You can pluck from Silverstone’s 55-year history countless examples of races that have supplied constant excitement, right back to the historic day when Froilan González’s Ferrari, after a frantic battle, vanquished Juan Fangio’s 159 Alfa in the 1951 British Grand Prix, and changed the face of F1. Another favourite was in the 1962 International Trophy, when Graham Hill’s BRM caught Jimmy Clark’s Lotus-Climax on the final lap and, on a damp track, went round the outside at Woodcote in a four-wheel slide to beat him by inches.
Barrichello took the lead from Kimi in a wondrously committed sequence that started under heavy braking from 200mph on the Hangar Straight, went through the right-hander at Stowe, tight left through Vale and up into the right at Club, wheel to wheel into the tight left and opening right at Abbey, and then blind into the sensational 140mph downhill right under the bridge. By now the Ferrari was on the inside and the McLaren on the outside, on the loose and sliding wide. Thus was resolved this wonderful joust between two great gladiators, which had gone on for a mile or more.
If this had been at one of your modem F1 tracks, which obediently do Bernie Ecclestone’s bidding and have Identikit paddocks and artificial layouts consisting of short straights into abrupt constant-radius corners, it could never have happened. At the Hungaroring, at Barcelona, at the dreadful (but oh-so-smartly-equipped) Magny-Cours, Raikkonen would probably have been able to sit in front of Rubens until the chequered flag, with Montoya making up a three-car queue. Which is what we’ve become used to putting up with on Sunday afternoons. Instead, at Silverstone we had a real motor race as we probably would have done at those two old racetracks, Spa and Interlagos.
But the Brazilian circuit, which admittedly has the worst facilities by far of any venue in the F1 season, is now under threat, and Spa has already fallen victim of politics and is lost to us this year, although it now seems it will return in 2004. And now the British Grand Prix is threatened, too.
Ecclestone, a lifetime dealer, has never tried to hide his dislike of the blazered, old school tie image of the British Racing Drivers Club, which owns Silverstone. The BRDC leases the track to Brands Hatch Circuits Ltd, which has a contract to run the grand prix but no circuit capable of accommodating it: but now BHCL, which belongs to Interpublic, is up for sale after a disastrous financial performance. Meanwhile, the main criticism of Silverstone, the traffic routing in and out of the circuit, has been met. Never as bad as Interlagos or Suzuka, it is now first-class, and the A43 has been totally modernised so that it is possible to drive from the hire-car pick-up point at Heathrow to the paddock entrance without encountering any single-carriageway roads.
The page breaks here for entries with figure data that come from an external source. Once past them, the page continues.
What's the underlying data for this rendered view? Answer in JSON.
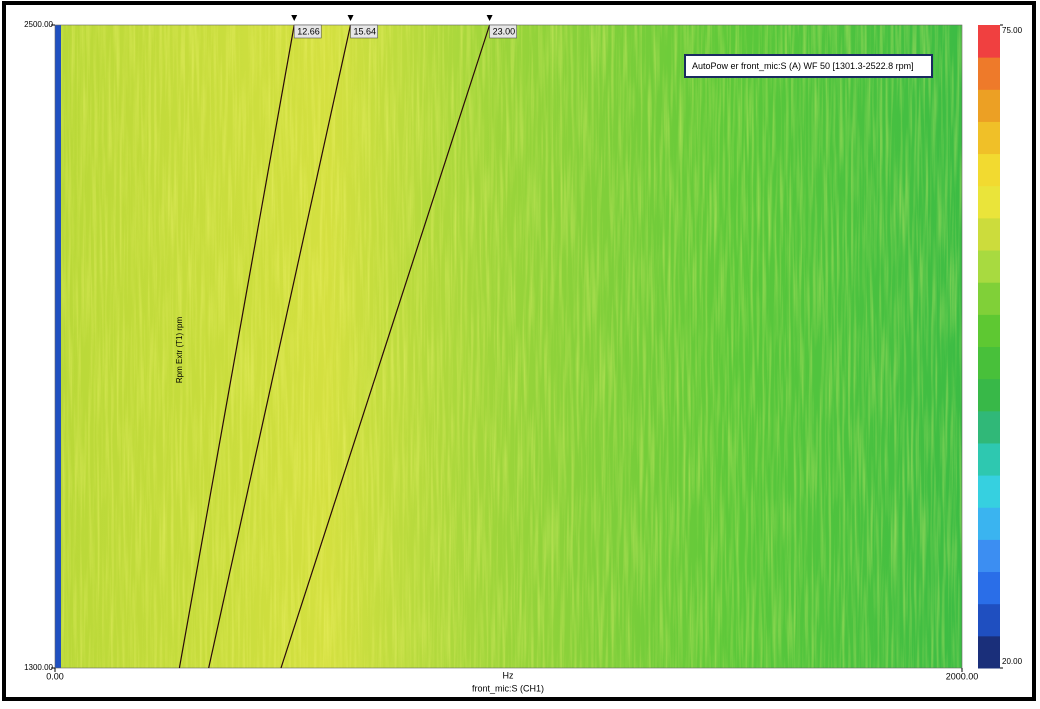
{
  "chart_data": {
    "type": "colormap",
    "title": "AutoPow er front_mic:S (A) WF 50 [1301.3-2522.8 rpm]",
    "x_label": "front_mic:S (CH1)",
    "x_unit": "Hz",
    "y_label": "Rpm Extr (T1) rpm",
    "xlim": [
      0,
      2000
    ],
    "xticks": [
      {
        "value": 0,
        "label": "0.00"
      },
      {
        "value": 2000,
        "label": "2000.00"
      }
    ],
    "ylim": [
      1300,
      2500
    ],
    "yticks": [
      {
        "value": 1300,
        "label": "1300.00"
      },
      {
        "value": 2500,
        "label": "2500.00"
      }
    ],
    "zlim": [
      20,
      75
    ],
    "zticks": [
      {
        "value": 20,
        "label": "20.00"
      },
      {
        "value": 75,
        "label": "75.00"
      }
    ],
    "colormap": [
      "#1a2f7a",
      "#1f4fc0",
      "#2a6ee8",
      "#3c8ef2",
      "#3ab4f0",
      "#36d0e0",
      "#2ec8b0",
      "#30b878",
      "#38b848",
      "#48c03a",
      "#5ec832",
      "#80d038",
      "#a8da40",
      "#ccdc3c",
      "#eae43a",
      "#f2da30",
      "#f0c028",
      "#eca024",
      "#ee7a2a",
      "#f04040"
    ],
    "orders": [
      12.66,
      15.64,
      {
        "value": 23,
        "label": "23.00"
      }
    ],
    "order_color": "#2a0a0a"
  }
}
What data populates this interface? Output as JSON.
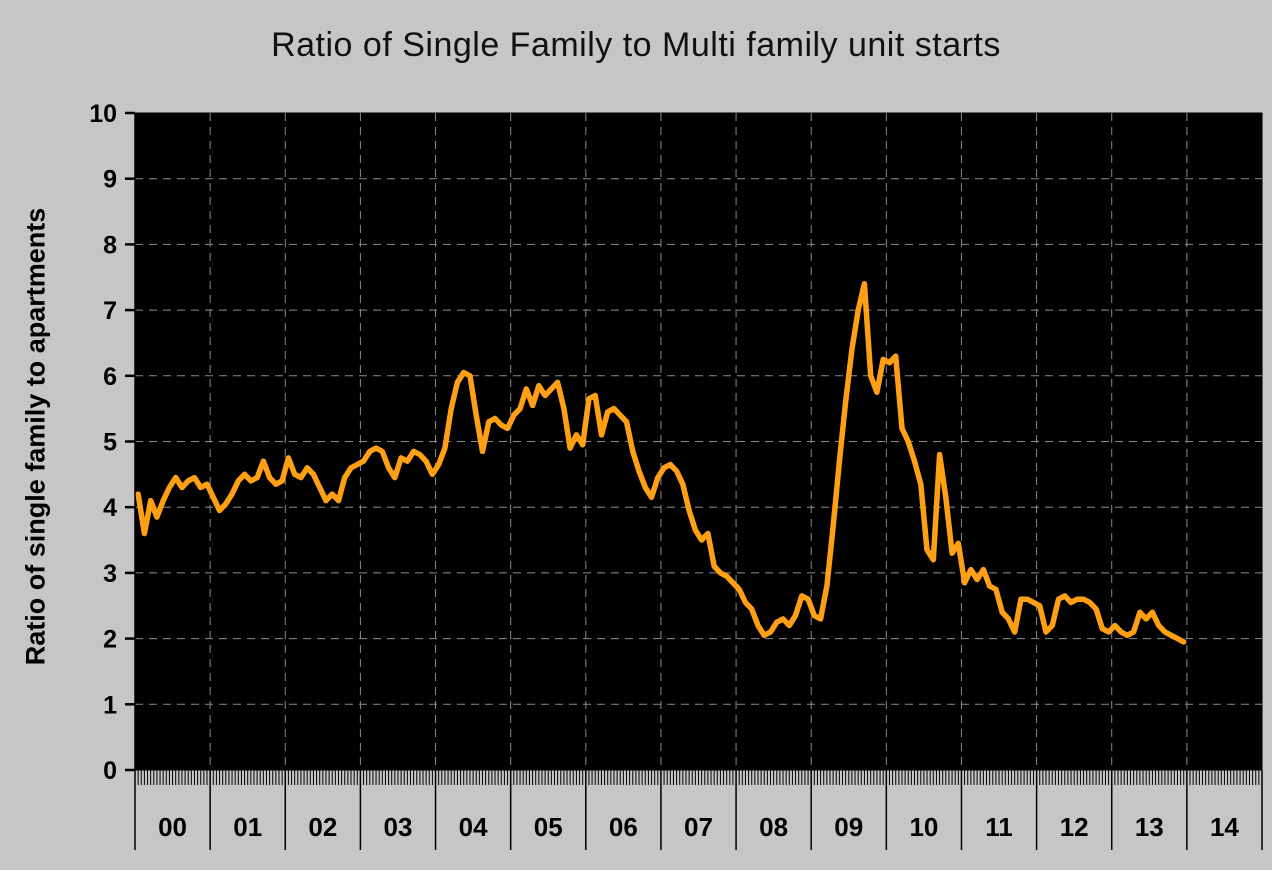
{
  "chart_data": {
    "type": "line",
    "title": "Ratio of Single Family to Multi family unit starts",
    "ylabel": "Ratio of single family to apartments",
    "xlabel": "",
    "ylim": [
      0,
      10
    ],
    "y_ticks": [
      0,
      1,
      2,
      3,
      4,
      5,
      6,
      7,
      8,
      9,
      10
    ],
    "x_year_labels": [
      "00",
      "01",
      "02",
      "03",
      "04",
      "05",
      "06",
      "07",
      "08",
      "09",
      "10",
      "11",
      "12",
      "13",
      "14"
    ],
    "grid": "dashed",
    "legend": "none",
    "page_background": "#c6c6c6",
    "plot_background": "#000000",
    "grid_color": "#8c8c8c",
    "line_color": "#FFA014",
    "series": [
      {
        "name": "Ratio of single family to apartments",
        "frequency": "monthly",
        "start": "2000-01",
        "end": "2013-12",
        "values": [
          4.2,
          3.6,
          4.1,
          3.85,
          4.1,
          4.3,
          4.45,
          4.3,
          4.4,
          4.45,
          4.3,
          4.35,
          4.15,
          3.95,
          4.05,
          4.2,
          4.4,
          4.5,
          4.4,
          4.45,
          4.7,
          4.45,
          4.35,
          4.4,
          4.75,
          4.5,
          4.45,
          4.6,
          4.5,
          4.3,
          4.1,
          4.2,
          4.1,
          4.45,
          4.6,
          4.65,
          4.7,
          4.85,
          4.9,
          4.85,
          4.6,
          4.45,
          4.75,
          4.7,
          4.85,
          4.8,
          4.7,
          4.5,
          4.65,
          4.9,
          5.5,
          5.9,
          6.05,
          6.0,
          5.4,
          4.85,
          5.3,
          5.35,
          5.25,
          5.2,
          5.4,
          5.5,
          5.8,
          5.55,
          5.85,
          5.7,
          5.8,
          5.9,
          5.5,
          4.9,
          5.1,
          4.95,
          5.65,
          5.7,
          5.1,
          5.45,
          5.5,
          5.4,
          5.3,
          4.85,
          4.55,
          4.3,
          4.15,
          4.45,
          4.6,
          4.65,
          4.55,
          4.35,
          3.95,
          3.65,
          3.5,
          3.6,
          3.1,
          3.0,
          2.95,
          2.85,
          2.75,
          2.55,
          2.45,
          2.2,
          2.05,
          2.1,
          2.25,
          2.3,
          2.2,
          2.35,
          2.65,
          2.6,
          2.35,
          2.3,
          2.8,
          3.7,
          4.7,
          5.6,
          6.4,
          7.0,
          7.4,
          6.0,
          5.75,
          6.25,
          6.2,
          6.3,
          5.2,
          5.0,
          4.7,
          4.35,
          3.35,
          3.2,
          4.8,
          4.15,
          3.3,
          3.45,
          2.85,
          3.05,
          2.9,
          3.05,
          2.8,
          2.75,
          2.4,
          2.3,
          2.1,
          2.6,
          2.6,
          2.55,
          2.5,
          2.1,
          2.2,
          2.6,
          2.65,
          2.55,
          2.6,
          2.6,
          2.55,
          2.45,
          2.15,
          2.1,
          2.2,
          2.1,
          2.05,
          2.1,
          2.4,
          2.3,
          2.4,
          2.2,
          2.1,
          2.05,
          2.0,
          1.95
        ]
      }
    ]
  }
}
But Bernie wants Silverstone to build a new F1 pits and paddock, and the arguments rage on about where the money should come from. Crucial in this debate is the East Midlands Development Agency, which will decide how much Government money should be sunk into the project. Unfortunately, the politicians’ perception of F1 being awash with money doesn’t help here.
But while Bernie sticks out for his new pits, he should appreciate that Silverstone can give him what he wants most of all – great racing to boost his TV ratings. He seems happy for races to run at the Hungarorings and Barcelonas, but Silverstone can offer him far more: a place not just with heritage and history, but one which can still run exciting F1 races to the 2003 rules. That’s an asset that he should be fighting to keep.